Meskipun target 1X adalah otomatisasi penuh, saat ini Neo masih dioperasikan sebagian secara teleoperasi. Fitur yang disebut Expert Mode ini memungkinkan operator manusia mengendalikan Neo dari jarak jauh dan melihat melalui kameranya untuk menangani tugas-tugas rumit.

Konsekuensinya, robot ini dapat melihat segala sesuatu di sekitarnya, termasuk situasi intim di rumah pengguna. Strategi pemasaran 1X untuk jari baru Neo terasa sensual, dengan video berlatar jazz lembut yang memperlihatkan jari robot memegang gelas anggur, mematikan lampu, membuka resleting jaket, dan menyentuh buah anggur.

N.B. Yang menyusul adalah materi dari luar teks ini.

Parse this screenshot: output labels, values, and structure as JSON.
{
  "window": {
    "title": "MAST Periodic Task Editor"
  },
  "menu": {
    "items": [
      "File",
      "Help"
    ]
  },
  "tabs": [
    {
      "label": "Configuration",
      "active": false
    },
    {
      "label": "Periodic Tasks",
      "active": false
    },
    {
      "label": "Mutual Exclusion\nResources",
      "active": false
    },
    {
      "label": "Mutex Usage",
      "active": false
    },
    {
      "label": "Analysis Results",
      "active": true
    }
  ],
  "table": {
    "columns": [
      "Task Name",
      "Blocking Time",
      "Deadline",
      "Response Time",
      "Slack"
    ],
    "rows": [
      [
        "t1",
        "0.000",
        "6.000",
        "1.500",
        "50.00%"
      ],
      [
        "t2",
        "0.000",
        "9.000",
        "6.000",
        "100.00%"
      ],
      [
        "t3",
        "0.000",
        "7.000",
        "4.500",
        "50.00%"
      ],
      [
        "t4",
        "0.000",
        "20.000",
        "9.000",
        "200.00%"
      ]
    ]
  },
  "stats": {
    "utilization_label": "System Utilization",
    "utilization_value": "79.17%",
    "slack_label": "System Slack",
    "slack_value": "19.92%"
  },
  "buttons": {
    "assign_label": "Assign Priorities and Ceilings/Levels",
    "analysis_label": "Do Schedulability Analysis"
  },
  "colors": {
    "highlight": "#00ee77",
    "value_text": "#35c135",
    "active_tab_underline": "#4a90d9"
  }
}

1X menyatakan bahwa “ahli” manusia hanya dapat memasuki rumah pengguna saat diminta secara spesifik. Pengguna dapat memantau video yang ditangkap melalui aplikasi seluler. Cincin cahaya di sekitar telinga Neo akan berubah biru untuk menandakan ada orang yang terhubung, dan pengguna bisa mengeluarkan ahli kapan saja.

Namun, 1X tidak segera menjawab pertanyaan tentang bagaimana perusahaan berencana mencegah aktor jahat atau peretas mengambil alih robot. Masalah lain adalah belum bisa dipastikan seberapa baik aktuator dan gerakan tangan ini bekerja. Ketika ditanya apakah video demonstrasi dibuat oleh otomatisasi mesin atau dikendalikan seseorang dari jarak jauh, perwakilan 1X menjawab bahwa “beberapa video diartikulasikan mesin sementara beberapa dioperasikan untuk menunjukkan batas atas kemampuan perangkat keras.”

Perkembangan robot humanoid seperti Neo ini menjadi bagian dari tren yang lebih luas, termasuk kekhawatiran tentang bahaya robot otonom dan dampaknya terhadap tenaga kerja, seperti yang terlihat pada kedai tanpa staf di Korea.